If government leaders keep to that schedule in building the new entity they’re calling the EDGE (which stands for Economic Development Growth Engine, but this thing is also supposed to give us an “edge” in business recruitment and retention, get it?) it would be a major step forward for the city and county.
Both of which have borne much criticism in recent years that they’re not business-friendly enough. That taxes are too high. There are too many government entities to appear before if I as a business owner want to pursue a vision. And on. And on.
A former Memphis chamber official said at Tuesday night’s event that a lot of the corporate relocations Memphis has recently landed took some hard work that sometimes went down to the wire, but that something like the EDGE would make us more competitive.

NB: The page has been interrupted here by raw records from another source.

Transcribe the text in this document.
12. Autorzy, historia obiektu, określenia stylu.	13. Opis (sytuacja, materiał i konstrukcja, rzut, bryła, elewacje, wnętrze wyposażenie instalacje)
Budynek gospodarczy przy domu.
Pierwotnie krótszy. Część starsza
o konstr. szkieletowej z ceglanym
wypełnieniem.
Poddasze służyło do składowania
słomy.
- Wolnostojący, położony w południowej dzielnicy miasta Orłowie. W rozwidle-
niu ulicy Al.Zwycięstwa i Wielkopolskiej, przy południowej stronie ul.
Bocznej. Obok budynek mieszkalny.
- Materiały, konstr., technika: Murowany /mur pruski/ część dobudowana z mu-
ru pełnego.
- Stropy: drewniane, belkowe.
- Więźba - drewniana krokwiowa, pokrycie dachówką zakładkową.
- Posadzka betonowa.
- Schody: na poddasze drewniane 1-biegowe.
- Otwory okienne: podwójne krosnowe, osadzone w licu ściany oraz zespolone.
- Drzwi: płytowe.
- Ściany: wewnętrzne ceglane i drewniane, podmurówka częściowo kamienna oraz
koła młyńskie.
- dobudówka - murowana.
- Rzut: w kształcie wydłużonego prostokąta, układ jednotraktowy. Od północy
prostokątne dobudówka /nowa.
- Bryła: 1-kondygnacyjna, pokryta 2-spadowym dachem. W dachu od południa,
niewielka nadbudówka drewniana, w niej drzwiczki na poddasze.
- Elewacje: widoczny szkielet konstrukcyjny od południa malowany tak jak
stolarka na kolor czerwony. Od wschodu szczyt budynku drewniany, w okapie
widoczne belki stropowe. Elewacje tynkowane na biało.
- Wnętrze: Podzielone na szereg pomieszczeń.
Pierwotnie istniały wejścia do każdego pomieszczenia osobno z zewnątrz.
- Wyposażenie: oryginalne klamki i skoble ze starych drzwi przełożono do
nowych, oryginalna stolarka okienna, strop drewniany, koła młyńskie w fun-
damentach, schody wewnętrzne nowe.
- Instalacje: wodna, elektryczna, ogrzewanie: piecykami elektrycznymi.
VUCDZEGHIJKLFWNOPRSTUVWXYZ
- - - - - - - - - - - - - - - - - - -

The presence of the new economic development entity – with a staff and president that can run point between companies and all the myriad government agencies and officials in the city and county – would presumably do the heavy lifting in the future on projects like the Mitsubishi Electric Power Products Inc. (MEPPI) development of a new electric power transformer factory in the city.
As detailed in this article from the March issue of Site Selection Magazine, Memphis had to overcome a big hurdle to MEPPI completing its plant in Memphis – specifically, it was the bad taste in MEPPI’s mouth left by an early 2010 Forbes article slamming Memphis.
I wrote an article for The Daily News last month detailing the great lengths to which the Greater Memphis Chamber went to push back against the Forbes article – at MEPPI’s request.
Chamber senior vice president Mark Herbison told me the project consultant called the chamber and said unless the chamber could refute the article in a specific and detailed way, it was probably the end of the line.
So the chamber prepared a splashy booklet refuting the Forbes article point by point.
“In five days, they provided a document that I consider one of the best-focused project impact pieces of information that I’ve gotten from an economic development agency,” Mark Sweeney, principal at site selection consulting firm McCallum Sweeney, told Site Selection Magazine.
Just imagine what kind of strides the city could make if there was another group of people enlisted in this effort who do nothing else but that full time.